🤖 AI Summary
This work proposes a zero-shot fully streaming text-to-speech (TTS) model that enables ultra-low-latency initiation and dynamic control during incremental text arrival. By aligning duration states through distribution matching, incorporating classifier-free guidance across conditional signals, and introducing a prompt-based text masking mechanism, the model supports transcription-free audio style transfer and real-time speaking rate adjustment mid-utterance. Evaluated on both standard zero-shot benchmarks and dedicated speaking-rate test sets, the method achieves speech quality comparable to existing baselines in both subjective and objective metrics. Notably, it delivers a 4× real-time synthesis speed and a first-packet latency of only 74 ms on consumer-grade GPUs, demonstrating strong practicality for interactive applications requiring responsive and adaptive speech generation.
📝 Abstract
Full-stream text-to-speech (TTS) for interactive systems must start speaking with minimal delay while remaining controllable as text arrives incrementally. We present VoXtream2, a zero-shot full-stream TTS model with dynamic speaking-rate control that can be updated mid-utterance on the fly.

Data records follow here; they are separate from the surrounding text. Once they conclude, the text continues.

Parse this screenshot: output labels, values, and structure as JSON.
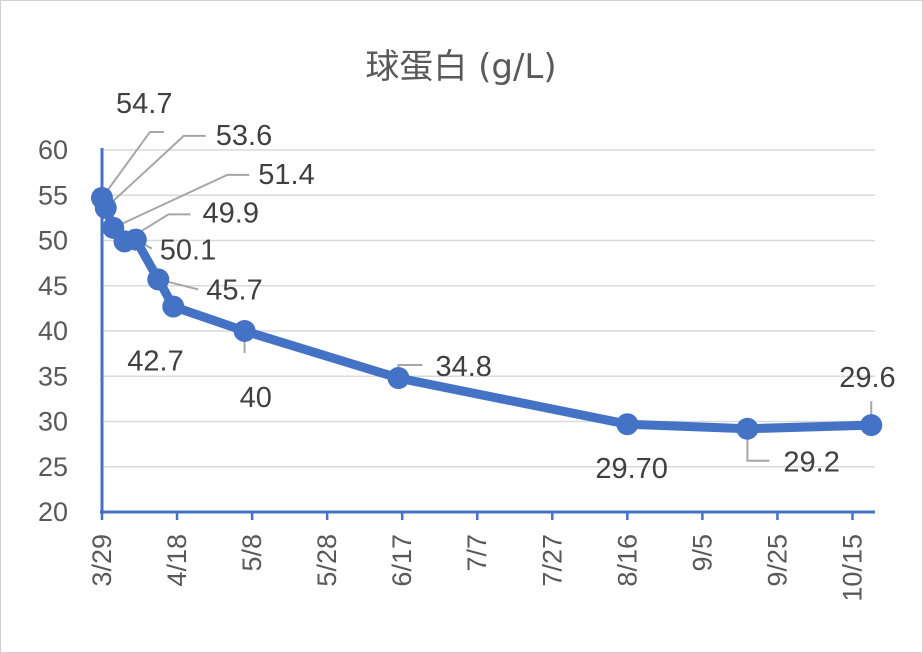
{
  "chart_data": {
    "type": "line",
    "title": "球蛋白 (g/L)",
    "xlabel": "",
    "ylabel": "",
    "ylim": [
      20,
      60
    ],
    "yticks": [
      20,
      25,
      30,
      35,
      40,
      45,
      50,
      55,
      60
    ],
    "x_tick_labels": [
      "3/29",
      "4/18",
      "5/8",
      "5/28",
      "6/17",
      "7/7",
      "7/27",
      "8/16",
      "9/5",
      "9/25",
      "10/15"
    ],
    "x_tick_days": [
      0,
      20,
      40,
      60,
      80,
      100,
      120,
      140,
      160,
      180,
      200
    ],
    "xlim_days": [
      0,
      206
    ],
    "grid": true,
    "legend": "none",
    "series": [
      {
        "color": "#4472C4",
        "points": [
          {
            "x": "3/29",
            "day": 0,
            "y": 54.7,
            "label": "54.7"
          },
          {
            "x": "3/30",
            "day": 1,
            "y": 53.6,
            "label": "53.6"
          },
          {
            "x": "4/1",
            "day": 3,
            "y": 51.4,
            "label": "51.4"
          },
          {
            "x": "4/4",
            "day": 6,
            "y": 49.9,
            "label": "49.9"
          },
          {
            "x": "4/7",
            "day": 9,
            "y": 50.1,
            "label": "50.1"
          },
          {
            "x": "4/13",
            "day": 15,
            "y": 45.7,
            "label": "45.7"
          },
          {
            "x": "4/17",
            "day": 19,
            "y": 42.7,
            "label": "42.7"
          },
          {
            "x": "5/6",
            "day": 38,
            "y": 40,
            "label": "40"
          },
          {
            "x": "6/16",
            "day": 79,
            "y": 34.8,
            "label": "34.8"
          },
          {
            "x": "8/16",
            "day": 140,
            "y": 29.7,
            "label": "29.70"
          },
          {
            "x": "9/17",
            "day": 172,
            "y": 29.2,
            "label": "29.2"
          },
          {
            "x": "10/20",
            "day": 205,
            "y": 29.6,
            "label": "29.6"
          }
        ]
      }
    ]
  }
}
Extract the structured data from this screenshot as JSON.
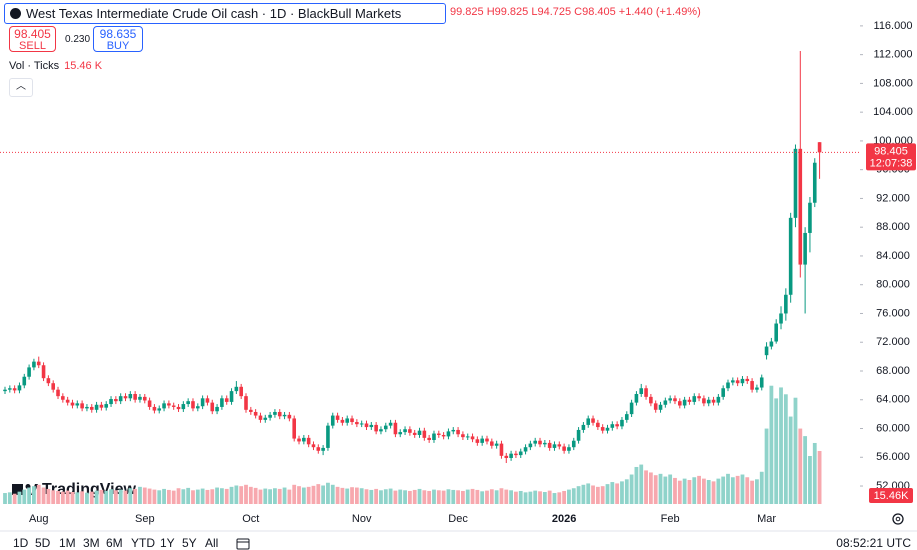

VoXtream2 combines a distribution matching mechanism over duration states with classifier-free guidance across conditioning signals to improve controllability and synthesis quality. Prompt-text masking enables textless audio prompting, removing the need for prompt transcription. Across standard zero-shot benchmarks and a dedicated speaking-rate test set, VoXtream2 achieves competitive objective and subjective results against public baselines despite a smaller model and less training data. In full-stream mode, it runs 4 times faster than real time with 74 ms first-packet latency on a consumer GPU.